# Long Range surveillance



## Rodlfo99 (Jul 5, 2015)

I have for a while been wondering about Long Range surveillance  units  are the special operations unit or what ? As far as I have been able to find out they can do a lot of special operations type missions .


----------



## Rodlfo99 (Jul 5, 2015)

I meant to say are they  a special operations unit .


----------



## Ooh-Rah (Jul 5, 2015)

Let me me see if I can help you again as I did in this thread:

http://www.shadowspear.com/vb/threads/could-i-get-guidance.23408/

Now I'm sure you already took my advice about using the search function?  

Great!  

Sorry there were not enough pages here to keep you interested, here ya go!

Secret Link


----------



## AWP (Jul 5, 2015)

LRS units are a touchy subject so I can see why someone with no uniformed time is confused.
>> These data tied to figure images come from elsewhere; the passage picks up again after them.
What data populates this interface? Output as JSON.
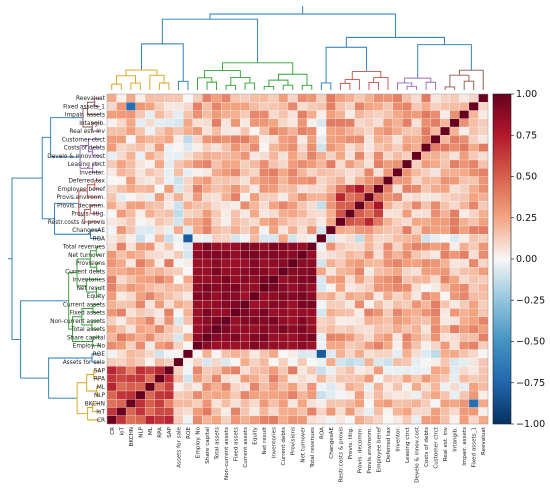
{
  "chart_data": {
    "type": "heatmap",
    "title": "",
    "xlabel": "",
    "ylabel": "",
    "rows": [
      "Reevaluat",
      "Fixed assets_1",
      "Impair. assets",
      "Intangib.",
      "Real est. inv",
      "Customer ctrct",
      "Costs of debts",
      "Develo & innov.cost",
      "Leasing ctrct",
      "Inventor.",
      "Deferred tax",
      "Employee benef",
      "Provis.environm.",
      "Provis. decomm.",
      "Provis. litig.",
      "Restr.costs & provis",
      "ChangesAE",
      "ROA",
      "Total revenues",
      "Net turnover",
      "Provisions",
      "Current debts",
      "Inventories",
      "Net result",
      "Equity",
      "Current assets",
      "Fixed assets",
      "Non-current assets",
      "Total assets",
      "Share capital",
      "Employ. No",
      "ROE",
      "Assets for sale",
      "SAP",
      "RPA",
      "ML",
      "NLP",
      "BKCHN",
      "IoT",
      "CR"
    ],
    "columns": [
      "CR",
      "IoT",
      "BKCHN",
      "NLP",
      "ML",
      "RPA",
      "SAP",
      "Assets for sale",
      "ROE",
      "Employ. No",
      "Share capital",
      "Total assets",
      "Non-current assets",
      "Fixed assets",
      "Current assets",
      "Equity",
      "Net result",
      "Inventories",
      "Current debts",
      "Provisions",
      "Net turnover",
      "Total revenues",
      "ROA",
      "ChangesAE",
      "Restr.costs & provis",
      "Provis. litig.",
      "Provis. decomm.",
      "Provis.environm.",
      "Employee benef",
      "Deferred tax",
      "Inventor.",
      "Leasing ctrct",
      "Develo & innov.cost",
      "Costs of debts",
      "Customer ctrct",
      "Real est. inv",
      "Intangib.",
      "Impair. assets",
      "Fixed assets_1",
      "Reevaluat"
    ],
    "colorbar": {
      "min": -1.0,
      "max": 1.0,
      "ticks": [
        "1.00",
        "0.75",
        "0.50",
        "0.25",
        "0.00",
        "−0.25",
        "−0.50",
        "−0.75",
        "−1.00"
      ]
    },
    "cluster_colors": [
      "#d4a017",
      "#2ca02c",
      "#c0504d",
      "#9467bd",
      "#8c564b",
      "#1f77b4"
    ],
    "colormap": "RdBu_r",
    "blocks": {
      "financial_size": {
        "row_start": 18,
        "row_end": 30,
        "value": 0.88
      },
      "technology": {
        "row_start": 33,
        "row_end": 39,
        "value": 0.55
      },
      "provisions": {
        "row_start": 11,
        "row_end": 15,
        "value": 0.6
      }
    },
    "notable": [
      {
        "row": "ROA",
        "col": "ROE",
        "value": -0.8
      },
      {
        "row": "ROE",
        "col": "ROA",
        "value": -0.8
      },
      {
        "row": "Fixed assets_1",
        "col": "BKCHN",
        "value": -0.7
      },
      {
        "row": "BKCHN",
        "col": "Fixed assets_1",
        "value": -0.7
      }
    ]
  }
}
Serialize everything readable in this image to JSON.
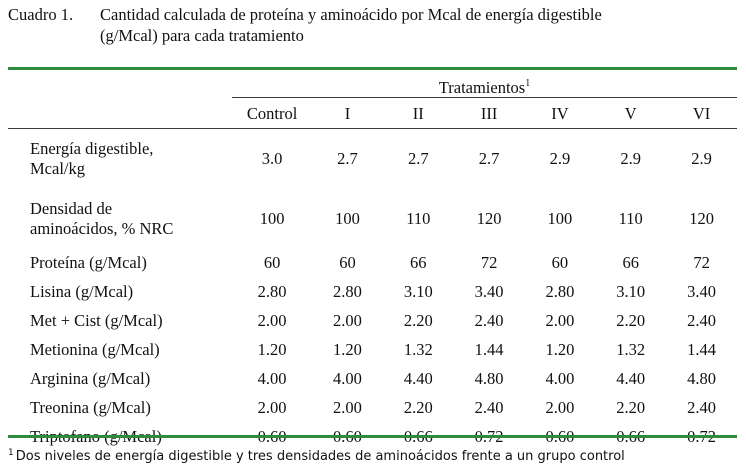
{
  "caption": {
    "number": "Cuadro 1.",
    "line1": "Cantidad calculada de proteína y aminoácido por Mcal de energía digestible",
    "line2": "(g/Mcal) para cada tratamiento"
  },
  "table": {
    "group_header": "Tratamientos",
    "group_header_mark": "1",
    "columns": [
      "Control",
      "I",
      "II",
      "III",
      "IV",
      "V",
      "VI"
    ],
    "rows": [
      {
        "label_l1": "Energía digestible,",
        "label_l2": "Mcal/kg",
        "values": [
          "3.0",
          "2.7",
          "2.7",
          "2.7",
          "2.9",
          "2.9",
          "2.9"
        ]
      },
      {
        "label_l1": "Densidad de",
        "label_l2": "aminoácidos, % NRC",
        "values": [
          "100",
          "100",
          "110",
          "120",
          "100",
          "110",
          "120"
        ]
      },
      {
        "label": "Proteína (g/Mcal)",
        "values": [
          "60",
          "60",
          "66",
          "72",
          "60",
          "66",
          "72"
        ]
      },
      {
        "label": "Lisina (g/Mcal)",
        "values": [
          "2.80",
          "2.80",
          "3.10",
          "3.40",
          "2.80",
          "3.10",
          "3.40"
        ]
      },
      {
        "label": "Met + Cist (g/Mcal)",
        "values": [
          "2.00",
          "2.00",
          "2.20",
          "2.40",
          "2.00",
          "2.20",
          "2.40"
        ]
      },
      {
        "label": "Metionina (g/Mcal)",
        "values": [
          "1.20",
          "1.20",
          "1.32",
          "1.44",
          "1.20",
          "1.32",
          "1.44"
        ]
      },
      {
        "label": "Arginina (g/Mcal)",
        "values": [
          "4.00",
          "4.00",
          "4.40",
          "4.80",
          "4.00",
          "4.40",
          "4.80"
        ]
      },
      {
        "label": "Treonina (g/Mcal)",
        "values": [
          "2.00",
          "2.00",
          "2.20",
          "2.40",
          "2.00",
          "2.20",
          "2.40"
        ]
      },
      {
        "label": "Triptofano (g/Mcal)",
        "values": [
          "0.60",
          "0.60",
          "0.66",
          "0.72",
          "0.60",
          "0.66",
          "0.72"
        ]
      }
    ]
  },
  "footnote": {
    "mark": "1",
    "text": "Dos niveles de energía digestible y tres densidades de aminoácidos frente a un grupo control"
  },
  "colors": {
    "rule_accent": "#2e8b3d"
  }
}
Given the thread posted above though....the OP needs to slow down and do some reading.

The short version is they are not SOF though some think they are. They have "Ranger" slots but those are for Ranger school and not "Ranger" as in the 75th. There is also no defined selection process though units run their own so standards will vary. On the Guard side you don't need any experience to enlist into an LRS unit though some units can afford to be selective if they have a pile of prior service applicants. AD is different in their personnel acquisition.

Anyone wishing to join and go LRS needs to understand they aren't given any guaranteed shot at the process. Ranger Opt. 40 and 18x give you a guaranteed chance to pass/ fail, LRS is neither SOF nor offers a "sure thing" to even begin the journey. Good guys, good mission, very valid (when used properly, a whole other thread), but not SOF.

Also, learn to use the Search function and spend some time to browse the forum before asking your questions.


----------